Riciclo e riuso delle città

Non più nuovi quartieri ma la riqualificazione, anche sociale, dell’esistente. Secondo “Il Piano nazionale per la rigenerazione urbana sostenibile” del Consiglio Nazionale degli Architetti, è ormai caduto il tabù per cui non si poteva abbattere niente, nemmeno le brutture del passato

Scritto da il 03 dicembre 2014 alle 7:00 | 0 commenti

Riciclo e riuso delle città

La sete di suolo delle città, che non può essere soddisfatta semplicemente allargandosi verso l’esterno, visto che esistono dei limiti fisiologici all’espansione, ha introdotto da alcuni anni una nuova logica di pensare l’urbanistica, ossia quella della rigenerazione urbana.
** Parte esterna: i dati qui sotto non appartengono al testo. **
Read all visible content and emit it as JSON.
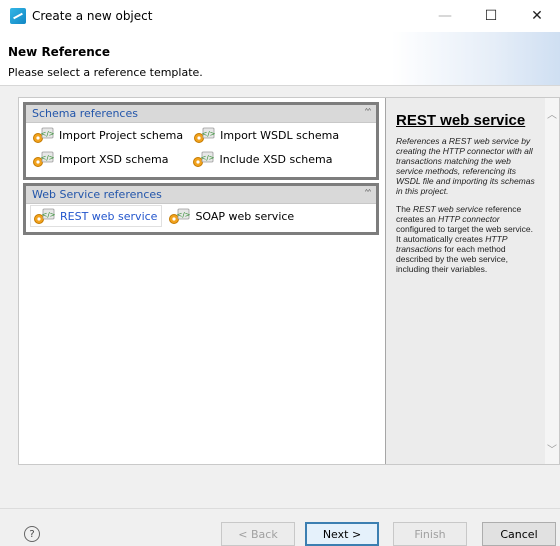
{
  "window": {
    "title": "Create a new object",
    "controls": {
      "minimize": "—",
      "maximize": "☐",
      "close": "✕"
    }
  },
  "header": {
    "title": "New Reference",
    "subtitle": "Please select a reference template."
  },
  "groups": [
    {
      "label": "Schema references",
      "collapse_icon": "double-chevron-up-icon",
      "rows": [
        [
          "Import Project schema",
          "Import WSDL schema"
        ],
        [
          "Import XSD schema",
          "Include XSD schema"
        ]
      ]
    },
    {
      "label": "Web Service references",
      "collapse_icon": "double-chevron-up-icon",
      "rows": [
        [
          "REST web service",
          "SOAP web service"
        ]
      ],
      "selected": "REST web service"
    }
  ],
  "description": {
    "title": "REST web service",
    "para1": "References a REST web service by creating the HTTP connector with all transactions matching the web service methods, referencing its WSDL file and importing its schemas in this project.",
    "para2_a": "The ",
    "para2_b": "REST web service",
    "para2_c": " reference creates an ",
    "para2_d": "HTTP connector",
    "para2_e": " configured to target the web service. It automatically creates ",
    "para2_f": "HTTP transactions",
    "para2_g": " for each method described by the web service, including their variables."
  },
  "footer": {
    "help": "?",
    "back": "< Back",
    "next": "Next >",
    "finish": "Finish",
    "cancel": "Cancel"
  },
  "colors": {
    "group_border": "#7d7d7d",
    "group_label": "#2255aa",
    "selected_text": "#2255cc",
    "default_button_border": "#3c7fb1"
  }
}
Si tratta non di una pratica specifica, bensì di un insieme di pratiche con le quali si vuole, fondamentalmente, dare una sistematizzazione a ciò che in realtà si è fatto per anni, ossia, il riutilizzo di pezzi della città. Ci sono, però, delle differenze sostanziali rispetto a ciò che si faceva alcuni decenni addietro. La rigenerazione, infatti, potremmo definirla un parente stretto, sotto il profilo ecologico, del riuso e del riciclo dei rifiuti. Infatti, si tratta di riutilizzare risorse già sfruttate, e in particolare il suolo, senza comprometterne di nuove, anzi spostando l’ago della bilancia magari verso attività più sostenibili, come il verde e gli orti urbani. Il tutto, naturalmente, accompagnandosi ai cambiamenti sociali ed economici in corso. Il processo, come tutti i processi urbanistici, è complesso poiché oggi i cittadini non sono più disposti a subire scelte imposte dall’alto, per cui è necessario pensare a nuove sinergie partecipate tra il pubblico, con la sua funzione di regolatore, il privato, che è necessario per supplire alla mancanza di fondi del pubblico e il “sociale”, che determina il successo, o l’insuccesso, delle operazioni urbanistiche.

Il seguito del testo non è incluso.